Che bisogno c’è di una Congregazione del Sant’Uffizio che concede imprimatur preventivi e davanti a cui occorre inginocchiarsi, con la scusa che gli utenti cadrebbero così facilmente in tentazione?

Gli utenti sono appaiati agli elettori: se non votano come vogliamo noi, devono avere un baco nel cervello.

La battaglia dei verificatori contro la disinformazione ha i suoi siti internet, e i suoi sponsor e finanziatori. Bbc Verify, a esempio, ha rapporti stretti con l’Istituto di Studi Strategici della Nato e non solo verifica ma fa propaganda e censura.

Chiunque critichi la politica occidentale sulla guerra in Ucraina o sullo sterminio perpetrato da Israele a Gaza diventa bersaglio delle campagne contro la disinformazione.

I verificatori sono numerosi ovunque.

Una delle principali collaborazioni italiane di Meta è stato per anni Open, il sito di fact checking fondato da Enrico Mentana nel 2018.

È stato anche il più controverso, nella guerra di Ucraina.

È noto per aver più volte diramato false notizie diffuse dai fedeli di Zelenskij e per aver demonizzato Putin, ignorando le preoccupazioni del Cremlino fin dai primi allargamenti a Est della Nato.

Le Congregazioni di fact checking scoprono certo notizie false, ma ne producono anche in proprio, come quando accusano giornalisti indipendenti, professori universitari e intellettuali di essere di volta in volta filo-putiniani o antisemiti.
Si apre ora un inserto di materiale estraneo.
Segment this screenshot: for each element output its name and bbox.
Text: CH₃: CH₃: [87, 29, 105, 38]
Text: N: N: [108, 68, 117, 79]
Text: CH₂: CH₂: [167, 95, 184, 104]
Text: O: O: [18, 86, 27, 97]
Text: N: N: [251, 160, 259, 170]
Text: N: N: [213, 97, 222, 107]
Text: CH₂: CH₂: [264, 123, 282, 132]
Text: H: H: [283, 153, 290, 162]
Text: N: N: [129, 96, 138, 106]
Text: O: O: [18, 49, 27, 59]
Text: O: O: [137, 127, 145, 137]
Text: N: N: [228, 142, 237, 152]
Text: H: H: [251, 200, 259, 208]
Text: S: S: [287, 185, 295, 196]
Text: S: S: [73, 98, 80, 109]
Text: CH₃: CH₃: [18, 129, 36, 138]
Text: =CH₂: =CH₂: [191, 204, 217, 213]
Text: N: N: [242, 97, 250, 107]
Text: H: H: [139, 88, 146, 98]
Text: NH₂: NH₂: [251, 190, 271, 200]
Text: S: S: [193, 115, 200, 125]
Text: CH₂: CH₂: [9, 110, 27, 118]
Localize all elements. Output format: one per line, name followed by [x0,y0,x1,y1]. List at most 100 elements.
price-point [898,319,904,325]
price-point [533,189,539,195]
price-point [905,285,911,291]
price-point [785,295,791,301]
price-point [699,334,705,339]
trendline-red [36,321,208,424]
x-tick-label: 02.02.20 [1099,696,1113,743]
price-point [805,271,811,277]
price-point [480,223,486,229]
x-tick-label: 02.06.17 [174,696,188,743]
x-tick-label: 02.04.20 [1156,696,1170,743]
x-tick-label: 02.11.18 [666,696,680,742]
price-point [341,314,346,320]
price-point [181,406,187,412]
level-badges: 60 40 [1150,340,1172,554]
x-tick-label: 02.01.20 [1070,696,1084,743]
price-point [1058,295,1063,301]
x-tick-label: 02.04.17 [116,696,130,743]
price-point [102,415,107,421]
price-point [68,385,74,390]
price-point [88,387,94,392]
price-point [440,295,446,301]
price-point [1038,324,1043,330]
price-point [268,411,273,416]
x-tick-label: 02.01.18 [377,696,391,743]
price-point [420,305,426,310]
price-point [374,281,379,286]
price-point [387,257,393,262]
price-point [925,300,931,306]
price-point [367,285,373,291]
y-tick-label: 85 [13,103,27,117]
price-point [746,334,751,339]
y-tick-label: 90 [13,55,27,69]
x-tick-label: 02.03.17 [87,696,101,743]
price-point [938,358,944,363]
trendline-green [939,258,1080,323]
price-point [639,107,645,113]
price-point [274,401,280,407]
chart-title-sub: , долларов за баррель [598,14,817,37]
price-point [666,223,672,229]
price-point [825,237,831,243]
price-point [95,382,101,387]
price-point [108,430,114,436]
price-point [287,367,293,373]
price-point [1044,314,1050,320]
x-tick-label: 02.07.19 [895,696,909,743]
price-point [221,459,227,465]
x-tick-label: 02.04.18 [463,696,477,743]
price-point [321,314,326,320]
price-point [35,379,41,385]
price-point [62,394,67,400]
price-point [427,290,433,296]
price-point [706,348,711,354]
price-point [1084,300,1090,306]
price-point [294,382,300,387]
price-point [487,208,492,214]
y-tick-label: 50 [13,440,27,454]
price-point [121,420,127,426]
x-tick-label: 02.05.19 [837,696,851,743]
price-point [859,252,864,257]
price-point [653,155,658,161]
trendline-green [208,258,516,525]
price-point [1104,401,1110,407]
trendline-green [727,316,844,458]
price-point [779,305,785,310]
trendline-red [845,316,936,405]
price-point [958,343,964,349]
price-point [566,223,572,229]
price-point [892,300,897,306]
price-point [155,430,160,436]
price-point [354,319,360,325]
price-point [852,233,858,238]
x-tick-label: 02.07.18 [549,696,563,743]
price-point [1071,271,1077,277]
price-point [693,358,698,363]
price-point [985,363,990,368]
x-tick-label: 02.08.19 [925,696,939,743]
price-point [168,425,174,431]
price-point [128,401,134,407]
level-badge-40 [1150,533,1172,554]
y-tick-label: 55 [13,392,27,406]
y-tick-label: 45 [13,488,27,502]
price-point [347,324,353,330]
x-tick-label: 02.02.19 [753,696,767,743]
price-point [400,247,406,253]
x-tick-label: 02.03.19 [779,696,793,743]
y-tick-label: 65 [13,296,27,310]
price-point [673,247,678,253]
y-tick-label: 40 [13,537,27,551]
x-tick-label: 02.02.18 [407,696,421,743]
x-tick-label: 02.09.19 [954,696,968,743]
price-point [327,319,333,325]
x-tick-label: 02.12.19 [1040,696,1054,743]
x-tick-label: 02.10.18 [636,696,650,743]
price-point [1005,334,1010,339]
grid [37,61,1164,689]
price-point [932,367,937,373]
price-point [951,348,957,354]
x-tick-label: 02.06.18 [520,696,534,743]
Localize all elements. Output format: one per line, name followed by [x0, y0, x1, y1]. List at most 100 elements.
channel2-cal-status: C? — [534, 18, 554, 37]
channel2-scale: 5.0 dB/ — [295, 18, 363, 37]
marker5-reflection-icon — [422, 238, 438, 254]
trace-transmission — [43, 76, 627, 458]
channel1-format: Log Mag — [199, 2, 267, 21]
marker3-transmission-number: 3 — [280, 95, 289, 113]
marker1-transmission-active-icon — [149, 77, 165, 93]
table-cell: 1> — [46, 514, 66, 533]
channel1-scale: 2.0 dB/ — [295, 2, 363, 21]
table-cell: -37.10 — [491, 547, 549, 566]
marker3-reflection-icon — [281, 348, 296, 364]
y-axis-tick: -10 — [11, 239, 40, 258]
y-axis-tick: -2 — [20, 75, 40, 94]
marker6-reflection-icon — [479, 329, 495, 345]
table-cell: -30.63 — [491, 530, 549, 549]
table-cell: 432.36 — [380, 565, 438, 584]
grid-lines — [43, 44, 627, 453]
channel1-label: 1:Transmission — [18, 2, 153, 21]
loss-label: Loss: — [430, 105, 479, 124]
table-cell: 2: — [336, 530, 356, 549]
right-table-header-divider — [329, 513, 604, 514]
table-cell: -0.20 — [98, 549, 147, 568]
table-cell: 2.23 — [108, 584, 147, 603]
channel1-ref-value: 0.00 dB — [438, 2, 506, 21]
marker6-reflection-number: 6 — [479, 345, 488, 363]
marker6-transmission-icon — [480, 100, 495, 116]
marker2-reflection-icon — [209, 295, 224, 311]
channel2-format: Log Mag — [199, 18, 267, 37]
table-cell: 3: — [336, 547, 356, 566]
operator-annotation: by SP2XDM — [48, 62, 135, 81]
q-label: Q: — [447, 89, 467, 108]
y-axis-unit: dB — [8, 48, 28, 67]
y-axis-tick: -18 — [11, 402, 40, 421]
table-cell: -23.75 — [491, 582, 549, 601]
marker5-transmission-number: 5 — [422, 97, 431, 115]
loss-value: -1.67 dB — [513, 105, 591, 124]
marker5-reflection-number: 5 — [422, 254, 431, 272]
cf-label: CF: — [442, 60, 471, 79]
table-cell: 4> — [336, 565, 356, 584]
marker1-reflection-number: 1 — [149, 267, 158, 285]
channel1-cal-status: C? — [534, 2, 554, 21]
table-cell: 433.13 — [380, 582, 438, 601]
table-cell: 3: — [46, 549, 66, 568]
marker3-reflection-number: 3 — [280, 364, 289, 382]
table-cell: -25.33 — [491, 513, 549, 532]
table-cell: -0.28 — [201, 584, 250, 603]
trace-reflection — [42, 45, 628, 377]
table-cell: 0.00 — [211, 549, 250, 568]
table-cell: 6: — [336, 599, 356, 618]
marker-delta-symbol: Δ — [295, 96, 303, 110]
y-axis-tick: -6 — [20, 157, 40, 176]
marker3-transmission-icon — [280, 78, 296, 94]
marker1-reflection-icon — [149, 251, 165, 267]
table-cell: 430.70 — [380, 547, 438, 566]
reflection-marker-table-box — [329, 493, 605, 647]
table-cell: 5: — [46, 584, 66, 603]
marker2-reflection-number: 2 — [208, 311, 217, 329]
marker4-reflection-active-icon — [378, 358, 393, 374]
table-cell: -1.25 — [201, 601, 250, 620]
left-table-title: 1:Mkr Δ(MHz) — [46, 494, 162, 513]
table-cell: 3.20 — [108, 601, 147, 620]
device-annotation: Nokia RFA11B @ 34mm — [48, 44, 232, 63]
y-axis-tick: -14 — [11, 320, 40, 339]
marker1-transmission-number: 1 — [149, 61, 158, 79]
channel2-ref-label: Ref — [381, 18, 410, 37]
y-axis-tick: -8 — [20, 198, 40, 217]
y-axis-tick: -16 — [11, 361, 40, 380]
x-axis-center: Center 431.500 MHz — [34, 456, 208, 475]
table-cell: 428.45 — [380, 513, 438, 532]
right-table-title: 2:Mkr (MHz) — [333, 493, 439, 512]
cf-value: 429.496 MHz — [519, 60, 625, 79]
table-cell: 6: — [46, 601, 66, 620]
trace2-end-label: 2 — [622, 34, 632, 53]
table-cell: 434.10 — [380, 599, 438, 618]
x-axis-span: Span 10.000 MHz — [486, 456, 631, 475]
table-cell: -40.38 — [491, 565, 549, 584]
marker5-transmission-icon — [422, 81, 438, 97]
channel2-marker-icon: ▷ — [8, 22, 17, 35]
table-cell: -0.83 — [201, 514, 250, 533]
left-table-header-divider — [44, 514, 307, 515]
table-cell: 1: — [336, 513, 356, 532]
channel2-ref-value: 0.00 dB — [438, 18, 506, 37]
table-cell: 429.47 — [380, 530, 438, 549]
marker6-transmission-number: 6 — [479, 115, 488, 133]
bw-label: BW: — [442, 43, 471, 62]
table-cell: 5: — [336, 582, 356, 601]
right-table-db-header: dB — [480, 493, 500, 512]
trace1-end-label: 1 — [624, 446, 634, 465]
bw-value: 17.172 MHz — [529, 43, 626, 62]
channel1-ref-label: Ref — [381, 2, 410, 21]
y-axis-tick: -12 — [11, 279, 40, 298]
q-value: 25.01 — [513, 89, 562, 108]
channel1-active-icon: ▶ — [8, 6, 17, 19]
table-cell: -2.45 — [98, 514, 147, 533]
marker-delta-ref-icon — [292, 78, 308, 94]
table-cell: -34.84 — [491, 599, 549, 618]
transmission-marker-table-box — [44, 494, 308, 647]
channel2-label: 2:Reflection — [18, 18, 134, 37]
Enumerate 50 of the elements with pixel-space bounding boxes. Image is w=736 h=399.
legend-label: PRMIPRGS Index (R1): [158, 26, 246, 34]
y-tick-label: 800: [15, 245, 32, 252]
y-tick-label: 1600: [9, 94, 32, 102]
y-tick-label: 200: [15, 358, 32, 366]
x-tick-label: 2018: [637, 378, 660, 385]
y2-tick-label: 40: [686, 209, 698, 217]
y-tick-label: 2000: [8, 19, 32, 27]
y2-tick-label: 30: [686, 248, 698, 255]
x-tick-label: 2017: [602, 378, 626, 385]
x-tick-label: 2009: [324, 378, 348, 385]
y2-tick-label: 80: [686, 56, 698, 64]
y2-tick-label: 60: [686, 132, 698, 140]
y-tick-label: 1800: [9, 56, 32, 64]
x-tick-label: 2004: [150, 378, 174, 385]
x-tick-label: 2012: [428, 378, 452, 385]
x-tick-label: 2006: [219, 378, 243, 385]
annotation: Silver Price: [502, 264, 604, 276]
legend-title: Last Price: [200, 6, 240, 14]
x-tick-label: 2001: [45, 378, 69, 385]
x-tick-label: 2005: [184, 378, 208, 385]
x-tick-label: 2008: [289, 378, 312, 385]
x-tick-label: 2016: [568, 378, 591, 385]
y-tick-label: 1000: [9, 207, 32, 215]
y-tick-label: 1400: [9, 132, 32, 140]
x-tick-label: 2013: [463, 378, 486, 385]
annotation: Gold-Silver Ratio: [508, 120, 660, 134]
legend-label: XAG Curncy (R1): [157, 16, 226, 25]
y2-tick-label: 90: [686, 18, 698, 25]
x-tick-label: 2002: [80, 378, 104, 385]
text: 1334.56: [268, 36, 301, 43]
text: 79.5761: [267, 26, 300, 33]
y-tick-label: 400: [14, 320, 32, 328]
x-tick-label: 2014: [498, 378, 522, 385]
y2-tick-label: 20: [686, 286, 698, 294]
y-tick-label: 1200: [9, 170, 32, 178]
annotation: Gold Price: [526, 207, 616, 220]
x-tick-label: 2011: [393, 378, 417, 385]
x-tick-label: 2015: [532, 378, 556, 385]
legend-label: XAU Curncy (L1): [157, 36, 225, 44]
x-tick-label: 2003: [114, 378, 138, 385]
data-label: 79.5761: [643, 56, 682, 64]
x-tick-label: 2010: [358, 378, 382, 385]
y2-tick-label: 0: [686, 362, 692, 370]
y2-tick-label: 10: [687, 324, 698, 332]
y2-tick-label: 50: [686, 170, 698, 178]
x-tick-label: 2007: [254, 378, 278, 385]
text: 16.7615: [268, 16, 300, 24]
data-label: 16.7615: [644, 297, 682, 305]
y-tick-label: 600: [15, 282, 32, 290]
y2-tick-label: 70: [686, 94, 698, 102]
Oggi la situazione è diversa e peggiore.

I grandi giornali e le principali reti Tv non hanno più soldi per pagare inviati di guerra come ai tempi del Vietnam.

A ciò si aggiunga, non meno grave, l’impossibilità di raccogliere notizie su tutti gli Stati combattenti.

Difficile sapere quel che si pensa e si dice in Russia sul conflitto in Ucraina e a Kursk, dopo l’oscuramento in Europa delle Tv russe.

Impossibile scrivere reportage su Gaza perché l’ingresso dei giornalisti nella Striscia è proibito da Israele, che anche in questo caso viola il diritto internazionale.

Ogni servizio Tv su Gaza e Cisgiordania dovrebbe ricordare il divieto, e ringraziare i giornalisti palestinesi e Al Jazeera per i loro reportage e per i pericoli mortali che corrono (più di 220 uccisi a Gaza).

Se si vogliono notizie è solo ai social che ci si può rivolgere: in particolare a Telegram, per quanto riguarda sia l’Ucraina sia Gaza e Cisgiordania.

E anche quando i media tradizionali hanno notizie più approfondite, meno rozze, c’è un muro che ostacola l’accesso online, un paywall: è il prezzo proibitivo dell’abbonamento annuale.

A questo punto si capisce come mai i media tradizionali siano i primi a esercitare pressioni perché resti in piedi, almeno in Europa e in Italia, il fact checking che Elon Musk e Mark Zuckerberg hanno abolito (tranne per specifici reati).

Ne va della sopravvivenza dell’establishment giornalistico, e del suo bisogno di proteggersi dalla marea spesso indistinta, ma gratuita, dei social.